JABAR EKSPRES – Tahun politik semakin dekat, setiap partai mulai berancang-ancang menghadapi Pemilihan Umum (Pemilu) 2024.
Belum lama ini, warganet hingga pengamat politik diramaikan dengan artikel yang ditulis oleh Pangdam III/Siliwangi, Mayjend Kunto Arief Wibowo, berjudul Etika Menuju 2024.
Artikel tersebut dinilai mewakili suara kepedulian di lingkungan TNI (Tentara Nasional Indonesia) menjelang kontestasi politik 2024.
Pada artikel itu, Jenderal Kunto menyoroti kecenderungan absennya etika politik menjelang Pemilu 2024. Dia juga menyoroti kemungkinan terjadinya pelanggaran etika politik dalam Pemilu 2024.
BACA JUGA: Polisi Berhasil Tangkap ICL, Terduga Pelaku yang Bawa Kabur Uang Study Tour SMAN 21 Bandung
Menanggapi hal tersebut, Tim Kajian Strategis dan Pengembangan FKPPI Jabar, M Husni Tamrin menyatakan sikap atas statemen terkait opini dari Pangdam III/Siliwangi, Mayjend Kunto Arief Wibowo mengenai Etika Menuju 2024.
“FKPPI sebagai bagian dari anak bangsa yang senantiasa menjaga marwah perjuangan TNI-Polri,” kata Husni, Rabu (24/5).

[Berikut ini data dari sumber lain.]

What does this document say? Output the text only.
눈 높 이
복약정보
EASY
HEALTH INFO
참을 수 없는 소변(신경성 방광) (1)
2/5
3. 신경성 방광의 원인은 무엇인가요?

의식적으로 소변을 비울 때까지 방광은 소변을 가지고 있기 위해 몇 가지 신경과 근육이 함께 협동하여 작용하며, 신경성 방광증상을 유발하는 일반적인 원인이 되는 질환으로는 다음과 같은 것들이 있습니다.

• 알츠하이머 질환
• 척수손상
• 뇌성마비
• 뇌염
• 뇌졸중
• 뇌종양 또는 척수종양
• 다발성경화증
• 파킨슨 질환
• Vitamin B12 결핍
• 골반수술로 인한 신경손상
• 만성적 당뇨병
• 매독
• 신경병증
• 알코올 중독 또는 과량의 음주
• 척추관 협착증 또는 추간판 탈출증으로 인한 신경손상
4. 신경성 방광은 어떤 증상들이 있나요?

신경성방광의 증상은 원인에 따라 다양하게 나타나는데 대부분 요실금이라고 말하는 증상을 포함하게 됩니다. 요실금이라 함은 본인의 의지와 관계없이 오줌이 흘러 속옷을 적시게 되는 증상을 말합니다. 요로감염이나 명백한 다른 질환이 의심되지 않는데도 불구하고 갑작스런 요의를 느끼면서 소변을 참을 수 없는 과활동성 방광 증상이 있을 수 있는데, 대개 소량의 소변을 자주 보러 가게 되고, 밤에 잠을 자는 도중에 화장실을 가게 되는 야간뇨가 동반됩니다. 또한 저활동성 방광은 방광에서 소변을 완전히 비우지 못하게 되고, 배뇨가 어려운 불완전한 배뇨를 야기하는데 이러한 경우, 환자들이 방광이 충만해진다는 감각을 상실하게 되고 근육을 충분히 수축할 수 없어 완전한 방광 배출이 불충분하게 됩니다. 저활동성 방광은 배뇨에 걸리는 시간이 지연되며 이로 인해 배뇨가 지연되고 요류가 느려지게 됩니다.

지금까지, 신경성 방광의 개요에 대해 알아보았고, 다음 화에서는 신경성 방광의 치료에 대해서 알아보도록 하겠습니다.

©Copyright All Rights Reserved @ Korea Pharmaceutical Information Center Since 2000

Dia menyampaikan, selain menjaga marwah perjuangan TNI-Polri, FKPPI juga senantiasa memegang teguh nilai-nilai persatuan bangsa.
“Mengenai etika menuju 2024. Pernyataan Koalisi Masyarakat Sipil yang menyatakan bahwa penyataan Mayjen Kunto Arief Wibowo dianggap melanggar Undang-Undang TNI Pasal 39 Ayat (2),” ucap Husni.
“Dimana TNI dilarang terlibat dalam kegiatan politik praktis adalah berlebihan,” lanjutnya.
Husni menilai, setiap Prajurit Tentara Nasional Indonesia (TNI), ketika dilantik mereka bersumpah setia kepada NKRI yang berdasarkan Pancasila dan UUD 1945, bukan kesetiaan kepada siapapun termasuk pada pemerintah, sebagai penyelenggara negara sekalipun.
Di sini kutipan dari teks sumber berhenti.